Mais moi, je dis si vous voulez vraiment, vous ou vous prétendez qu'il y a un droit à acheter le corps des femmes, ce qui est une régression incroyable dans notre culture, à ce moment là, vous exprimez une forme de misogynie, de violence misogyne inédite dans l'histoire. C'est extrêmement violent. Pour moi, c'est.. il n'y a pas de compromis,
* une GPA n'est pas un achat. Beaucoup de pays qui autorise la GPA interdisent par contre la rémunération de la mère porteuse (Canada, Inde, Royaume Uni, Australie, Vietnam, Afrique du Sud, Nouvelle Zelande, etc.)
* Pour S.A. le simple fait de réclamer le droit à la GPA est un acte de violence mysogine des plus graves. Sa position, sur ce point, est radicale et interdit le débat, puisque débattre devient violence.
* Mais c'est sans rapport avec le projet de loi sur la PMA.
- L. Salamé
sauf que là, Sylvianne Agacinski, on parle de la PMA pour toutes, pas de la GPA
- S. Agacinski
Bien sûr c'est différent.
- L. Salamé
Oui, c'est différent. Or, dans votre texte, le texte qui paraît chez Gallimard, vous commencez par la. Est ce que ça prend pas le risque, Est ce que vous ne prenez pas le risque de troubler les choses, de dire que c'est forcément la même chose alors que ça ne l'est pas?
- S. Agacinski
Non, mais je ne dis pas que c'est la même chose et je ne dis pas moi, je me place pas à la place du législateur. Je dis réfléchissons, je pose des questions et je parle d'ailleurs d'abord aux femmes. Je dis les femmes doivent d'abord s'interroger là dessus
* Pourtant, 2 minutes plus tôt, S.A. a indiqué que la généralisation de la PMA entrainerait la GPA, et a échoué a expliquer pourquoi.
* S.A. publie un manifeste a propos d'un projet de loi, elle s'exprime à ce sujet dans les médias et auprès des parlementaires, son intention est manifestement politique. C'est tout à fait son droit, mais pourquoi le nier ?
Qu'est ce que ça veut dire au fond? De construire de manière artificielle, de provoquer de manière artificielle la naissance d'un enfant dont a priori, qui sera a priori privé de géniteur et de père?
* Ah, on vient enfin au sujet de la PMA pour les couples de femmes
* Le recours à la PMA, c'est "simplement" dissocier la grossesse d'un rapport sexuel, mais le reste de la grossesse n'est pas vraiment différent. Dire que c'est construire/provoquer une naissance de manière artificielle est exagéré.
* En quoi l'enfant sera-t-il plus privé de géniteur que dans une PMA de couple hétéro avec don de spermatozoïde (que S.A. approuve) ? Le projet de loi prévoit d'ailleurs l'accès à l'identité du donneur pour l'enfant.
* L'enfant sera privé de père, comme dans le cas d'une adoption par un couple de femme ou par une femme seule. La première est autorisée en France depuis 2013, la deuxième depuis bien plus longtemps encore (et n'a jamais été contesté). En quoi est-ce différent ?
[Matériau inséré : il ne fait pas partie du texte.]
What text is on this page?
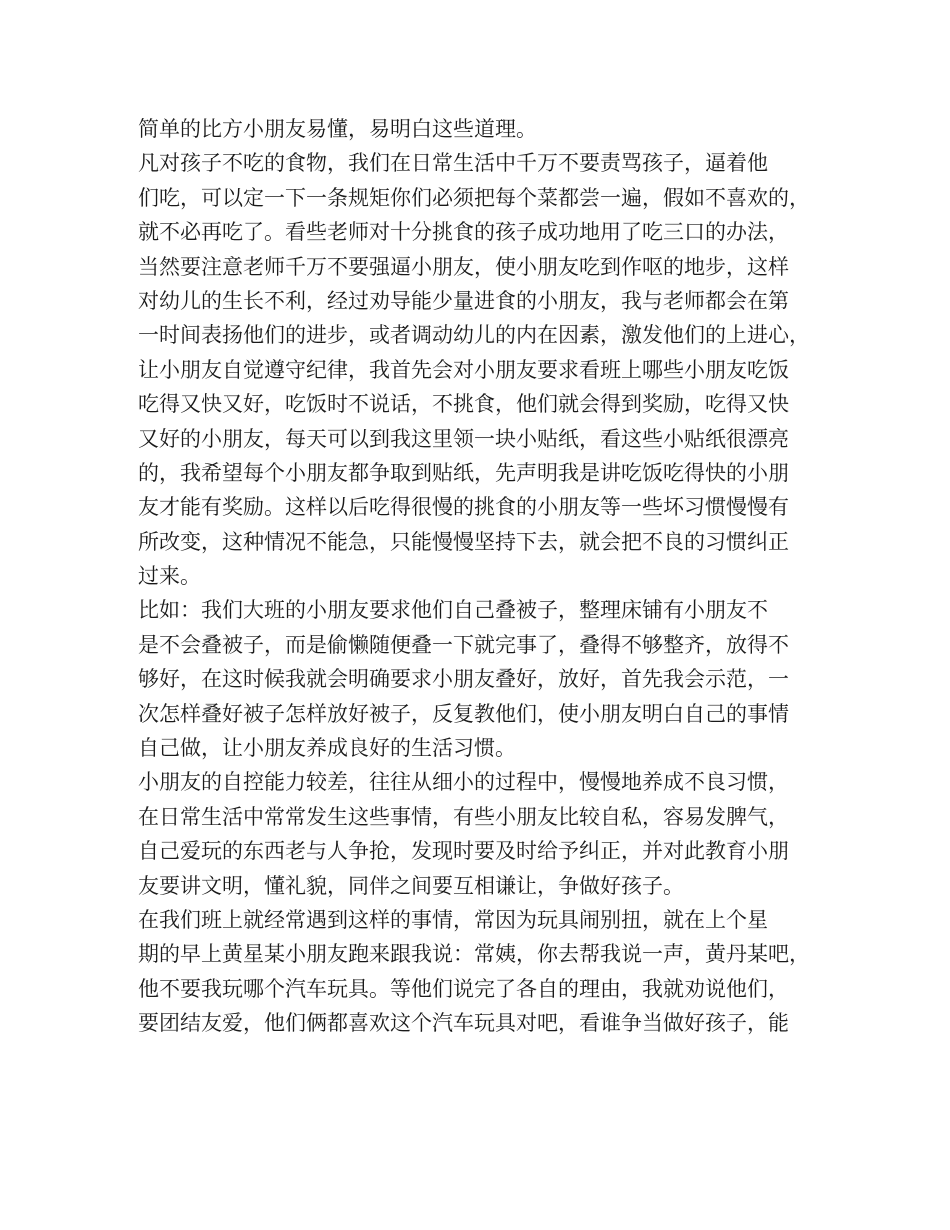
简单的比方小朋友易懂，易明白这些道理。
凡对孩子不吃的食物，我们在日常生活中千万不要责骂孩子，逼着他
们吃，可以定一下一条规矩你们必须把每个菜都尝一遍，假如不喜欢的，
就不必再吃了。看些老师对十分挑食的孩子成功地用了吃三口的办法，
当然要注意老师千万不要强逼小朋友，使小朋友吃到作呕的地步，这样
对幼儿的生长不利，经过劝导能少量进食的小朋友，我与老师都会在第
一时间表扬他们的进步，或者调动幼儿的内在因素，激发他们的上进心，
让小朋友自觉遵守纪律，我首先会对小朋友要求看班上哪些小朋友吃饭
吃得又快又好，吃饭时不说话，不挑食，他们就会得到奖励，吃得又快
又好的小朋友，每天可以到我这里领一块小贴纸，看这些小贴纸很漂亮
的，我希望每个小朋友都争取到贴纸，先声明我是讲吃饭吃得快的小朋
友才能有奖励。这样以后吃得很慢的挑食的小朋友等一些坏习惯慢慢有
所改变，这种情况不能急，只能慢慢坚持下去，就会把不良的习惯纠正
过来。
比如：我们大班的小朋友要求他们自己叠被子，整理床铺有小朋友不
是不会叠被子，而是偷懒随便叠一下就完事了，叠得不够整齐，放得不
够好，在这时候我就会明确要求小朋友叠好，放好，首先我会示范，一
次怎样叠好被子怎样放好被子，反复教他们，使小朋友明白自己的事情
自己做，让小朋友养成良好的生活习惯。
小朋友的自控能力较差，往往从细小的过程中，慢慢地养成不良习惯，
在日常生活中常常发生这些事情，有些小朋友比较自私，容易发脾气，
自己爱玩的东西老与人争抢，发现时要及时给予纠正，并对此教育小朋
友要讲文明，懂礼貌，同伴之间要互相谦让，争做好孩子。
在我们班上就经常遇到这样的事情，常因为玩具闹别扭，就在上个星
期的早上黄星某小朋友跑来跟我说：常姨，你去帮我说一声，黄丹某吧，
他不要我玩哪个汽车玩具。等他们说完了各自的理由，我就劝说他们，
要团结友爱，他们俩都喜欢这个汽车玩具对吧，看谁争当做好孩子，能
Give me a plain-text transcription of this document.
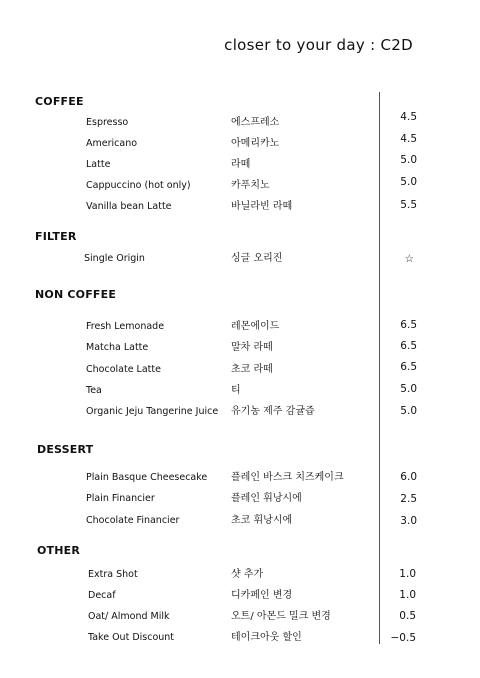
closer to your day : C2D
COFFEE
Espresso	에스프레소	4.5
Americano	아메리카노	4.5
Latte	라떼	5.0
Cappuccino (hot only)	카푸치노	5.0
Vanilla bean Latte	바닐라빈 라떼	5.5
FILTER
Single Origin	싱글 오리진	☆
NON COFFEE
Fresh Lemonade	레몬에이드	6.5
Matcha Latte	말차 라떼	6.5
Chocolate Latte	초코 라떼	6.5
Tea	티	5.0
Organic Jeju Tangerine Juice 유기농 제주 감귤즙	5.0
DESSERT
Plain Basque Cheesecake 플레인 바스크 치즈케이크	6.0
Plain Financier	플레인 휘낭시에	2.5
Chocolate Financier	초코 휘낭시에	3.0
OTHER
Extra Shot	샷 추가	1.0
Decaf	디카페인 변경	1.0
Oat/ Almond Milk	오트/ 아몬드 밀크 변경	0.5
Take Out Discount	테이크아웃 할인	−0.5
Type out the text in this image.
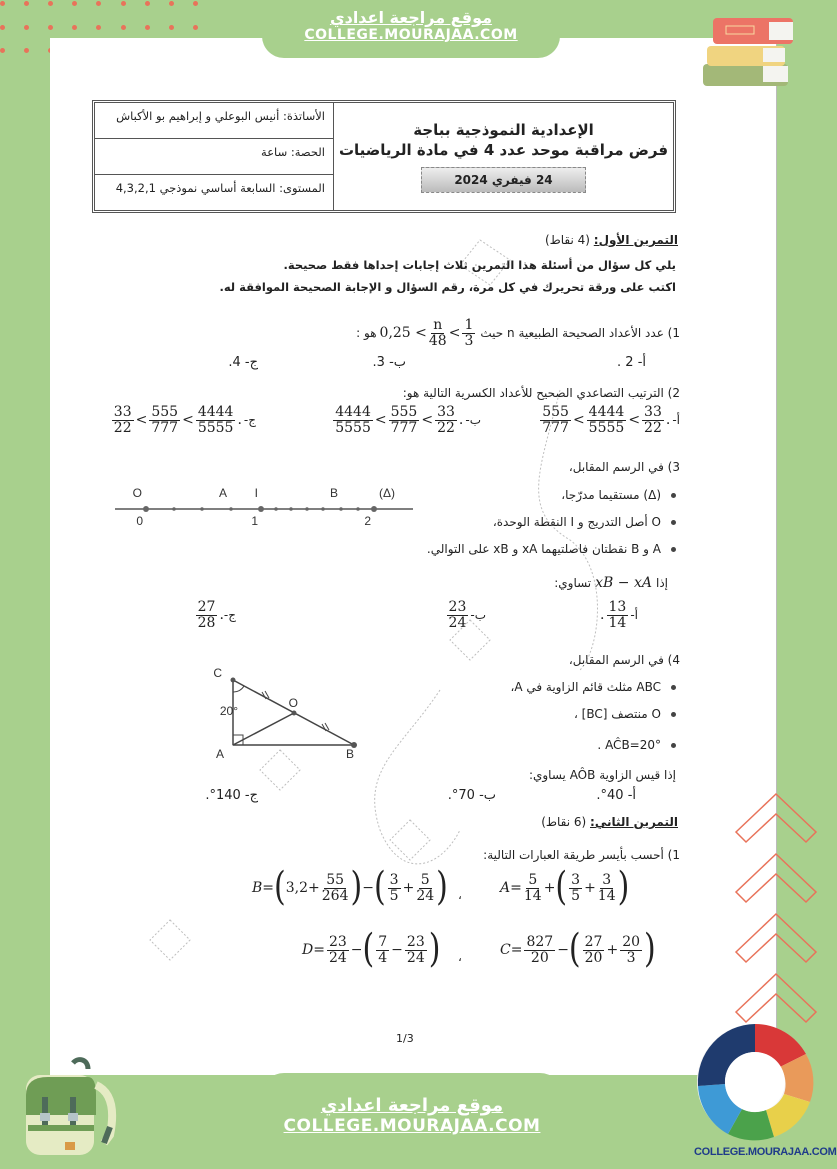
موقع مراجعة اعدادي
COLLEGE.MOURAJAA.COM
الإعدادية النموذجية بباجة
فرض مراقبة موحد عدد 4 في مادة الرياضيات
24 فيفري 2024
الأساتذة: أنيس البوعلي و إبراهيم بو الأكباش
الحصة: ساعة
المستوى: السابعة أساسي نموذجي 4,3,2,1
التمرين الأول: (4 نقاط)
يلي كل سؤال من أسئلة هذا التمرين ثلاث إجابات إحداها فقط صحيحة.
اكتب على ورقة تحريرك في كل مرة، رقم السؤال و الإجابة الصحيحة الموافقة له.
1) عدد الأعداد الصحيحة الطبيعية n حيث
$0,25 < \frac{n}{48} < \frac{1}{3}$
هو :
أ- 2 .
ب- 3.
ج- 4.
2) الترتيب التصاعدي الصحيح للأعداد الكسرية التالية هو:
أ-
$\frac{555}{777} < \frac{4444}{5555} < \frac{33}{22}$ .
ب-
$\frac{4444}{5555} < \frac{555}{777} < \frac{33}{22}$ .
ج-
$\frac{33}{22} < \frac{555}{777} < \frac{4444}{5555}$ .
3) في الرسم المقابل،
(Δ) مستقيما مدرّجا،
O أصل التدريج و I النقطة الوحدة،
A و B نقطتان فاصلتيهما xA و xB على التوالي.
O	A I	B	(Δ)
0	1	2
إذا
xB − xA
تساوي:
أ-
. $\frac{13}{14}$
ب-
$\frac{23}{24}$
ج-
$\frac{27}{28}$ .
4) في الرسم المقابل،
ABC مثلث قائم الزاوية في A،
O منتصف [BC] ،
AĈB=20° .
C
A	B
O
20°
إذا قيس الزاوية AÔB يساوي:
أ- 40°.
ب- 70°.
ج- 140°.
التمرين الثاني: (6 نقاط)
1) أحسب بأيسر طريقة العبارات التالية:
$A = \frac{5}{14}$ + ( $\frac{3}{5} + \frac{3}{14}$ )
،
B = ( $3,2+ \frac{55}{264}$ ) − ( $\frac{3}{5} + \frac{5}{24}$ )
$C = \frac{827}{20}$ − ( $\frac{27}{20} + \frac{20}{3}$ )
،
$D = \frac{23}{24}$ − ( $\frac{7}{4} - \frac{23}{24}$ )
1/3
موقع مراجعة اعدادي
COLLEGE.MOURAJAA.COM
COLLEGE.MOURAJAA.COM
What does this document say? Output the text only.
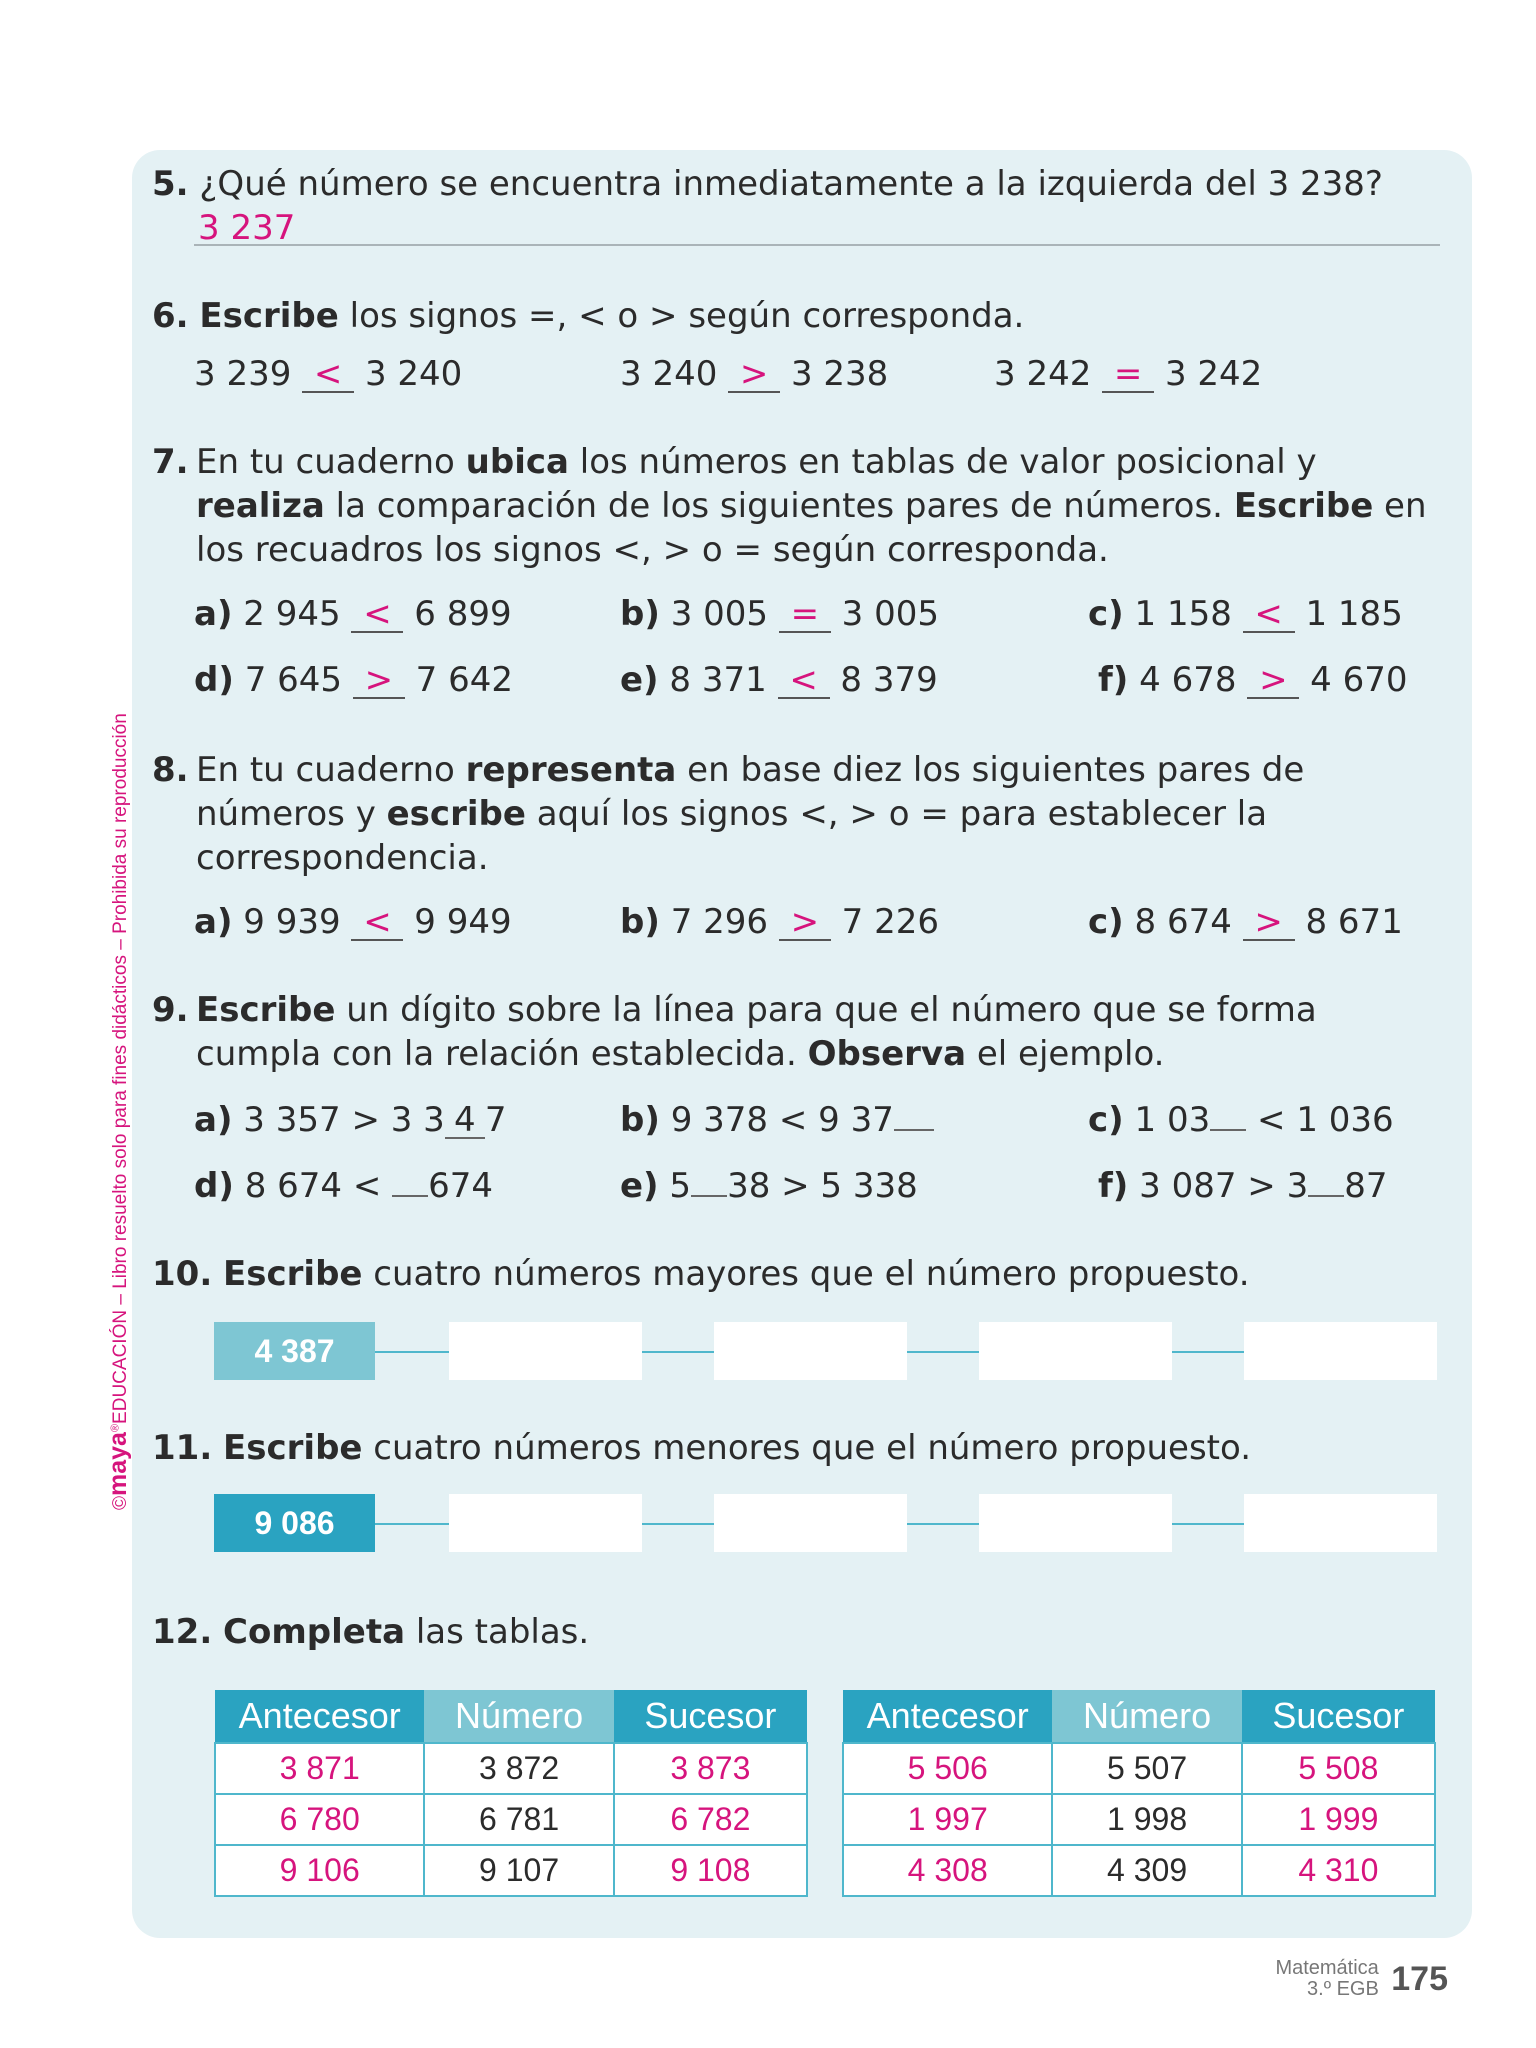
©maya®EDUCACIÓN – Libro resuelto solo para fines didácticos – Prohibida su reproducción
5. ¿Qué número se encuentra inmediatamente a la izquierda del 3 238?
3 237
6. Escribe los signos =, < o > según corresponda.
3 239 < 3 240	3 240 > 3 238	3 242 = 3 242
7. En tu cuaderno ubica los números en tablas de valor posicional y realiza la comparación de los siguientes pares de números. Escribe en los recuadros los signos <, > o = según corresponda.
a) 2 945 < 6 899	b) 3 005 = 3 005	c) 1 158 < 1 185
d) 7 645 > 7 642	e) 8 371 < 8 379	f) 4 678 > 4 670
8. En tu cuaderno representa en base diez los siguientes pares de números y escribe aquí los signos <, > o = para establecer la correspondencia.
a) 9 939 < 9 949	b) 7 296 > 7 226	c) 8 674 > 8 671
9. Escribe un dígito sobre la línea para que el número que se forma cumpla con la relación establecida. Observa el ejemplo.
a) 3 357 > 3 3 4 7	b) 9 378 < 9 37	c) 1 03 < 1 036
d) 8 674 < 674	e) 5 38 > 5 338	f) 3 087 > 3 87
10. Escribe cuatro números mayores que el número propuesto.
4 387
11. Escribe cuatro números menores que el número propuesto.
9 086
12. Completa las tablas.
Antecesor	Número	Sucesor
3 871	3 872	3 873
6 780	6 781	6 782
9 106	9 107	9 108
Antecesor	Número	Sucesor
5 506	5 507	5 508
1 997	1 998	1 999
4 308	4 309	4 310
Matemática
3.º EGB 175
Moi, je dis aux femmes faites attention parce que on a déjà l'expérience avec la PMA, qui est d'ailleurs très, très peu. Pardon, je veux dire trop de choses à la fois. La PMA pour les couples mixtes, ce n'est pas des couples hétérosexuels, c'est des couples mixtes parce que la PMA est une .. est médicalement ... s'adresse
. - L. Salamé
la PMA thérapeutique. Pour ceux qui ont un problème
- S. Agacinski
Oui, c'est pas vraiment thérapeutique, c'est pour cause médicale.
* Le sens de "couple hétérosexuel", c'est "couple composé d'un homme et d'une femme". le sens usuel de "couple mixte", c'est couple de personnes d'origines, nationalités, ou religion différentes. La loi actuelle indique clairement que le couple ayant recours doit être composé d'un homme et d'une femme. Ce sont donc des couples hétérosexuels. Le caractère médical n'y change rien. Pourquoi S.A. joue-t-elle ainsi sur les mots ? La réponse se trouve au début dans son audition au sénat, où elle développe cet argumentaire.

https://www.youtube.com/watch?v=KapvbzwzlQA&
cette notion de couple hétérosexuel et d'un usage purement rhétorique car il s'agit en réalité de couples infertiles ce qui n'est pas la même chose les techniques de pma assisté de procréation assistée ont été jusqu'ici proposé pour lutter contre l'infertilité des couples est donc lié à un problème de santé médicalement diagnostiquée affectant les capacités reproductives d'un des membres du couple il s'agissait donc nécessairement de couples mixtes désigner ces couples comme hétérosexuels vise en fait à les opposer aux couples homosexuels a présenté la pma comme un privilège accordé aux hétérosexuels et à éliminer tout critère médicale dans l'accès de la à la pma en considérant que les couples homosexuels sont victimes d'une discrimination.

(Je ne suis pas allé plus loin dans le visionnage de cette audition, ça prends un temps fou.)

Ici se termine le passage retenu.